Leszek Kolakowski was one of those figures of the dissident world of the Communist era who began as an ardent Marxist and then, without in any sense becoming a religious believer, became disillusioned with Marxism. He then became a leading figure in the opposition to Marxism in Poland, before travelling to the West. He was a fierce critic of those in the West who defended Communist ideology. Kolakowski's obituary in the Daily Telegraph gives quite a good account of his life and writings.

I was particularly struck by the following paragraph from the obituary:
The relationship between freedom and political or religious beliefs, examined in many different contexts, was one of the main themes of Kolakowski's scholarship. The centre of his post-Marxist conceptual universe was the individual – a rational and freely acting subject, aware that there is a spiritual side of life, yet eschewing absolute certainty of either an empirical or transcendental sort: "I do not believe that human culture can ever reach a perfect synthesis of its diversified and incompatible components", he said. "Its very richness is supported by this very incompatibility of its ingredients.
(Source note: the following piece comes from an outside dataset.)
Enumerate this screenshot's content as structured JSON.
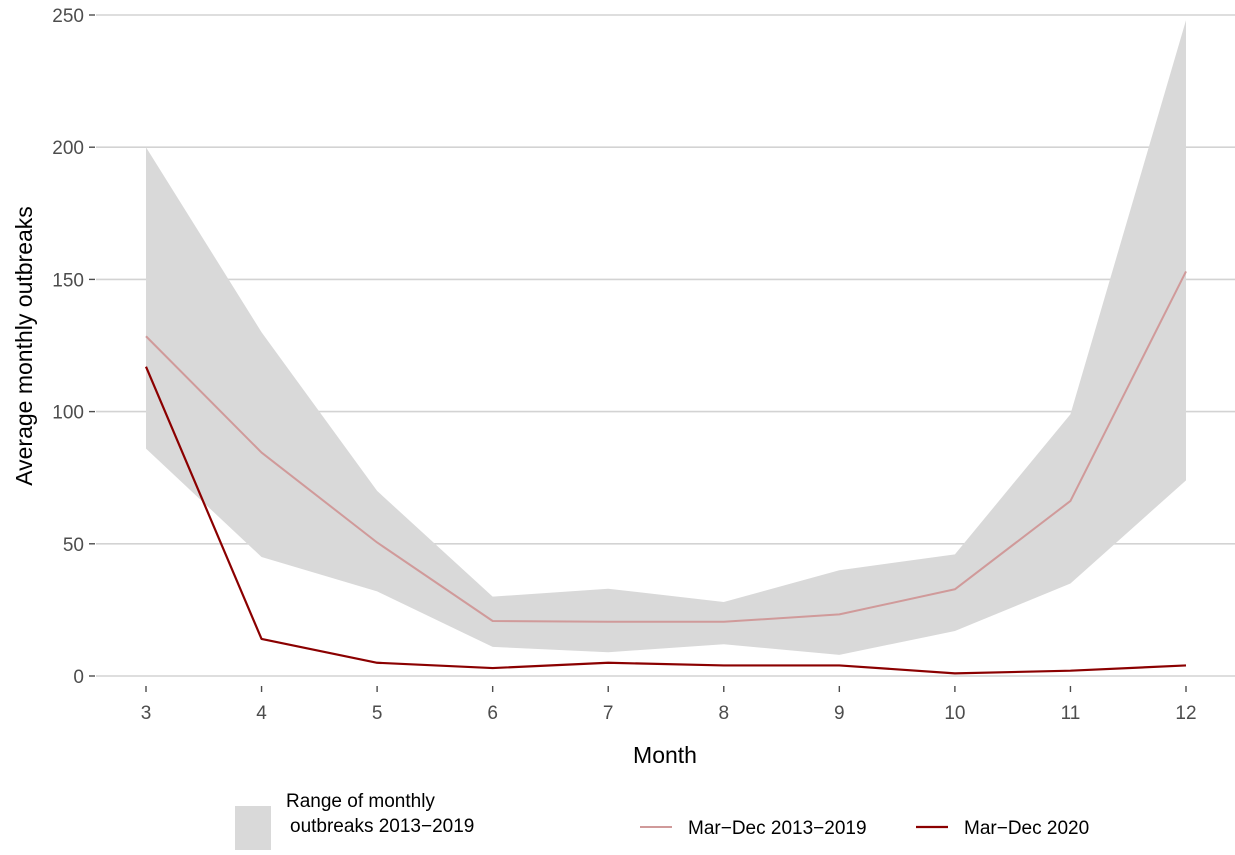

And it is the conflict of values, rather than their harmony, that keeps our culture alive."

The notion of a "rational and freely acting subject" has a recognisable echo in the way in which human action is taken as the starting point of the analysis of John Paul II's The Acting Person. The destination of John Paul II's thought, however, will be very different. And, in the context of contemporary Western culture - with its "dictatorship of relativism" - the relationship of individual freedom to political/ideological and religious beliefs gains a new relevance.

The reference in the Daily Telegraph obituary to an essay entitled Theses on Hope and Hopelessness suggests that Kolakowski also has something to offer to the discussion of an idea of "civil society" which exists in a space of freedom between the individual and the state - there must be an influence here of Kolakowski on the writings of Vaclav Havel on a similar theme. This thinking was developed to describe the dissident movements in Communist controlled countries of the time - but it would apply now in a completely different context in countries such as Britain.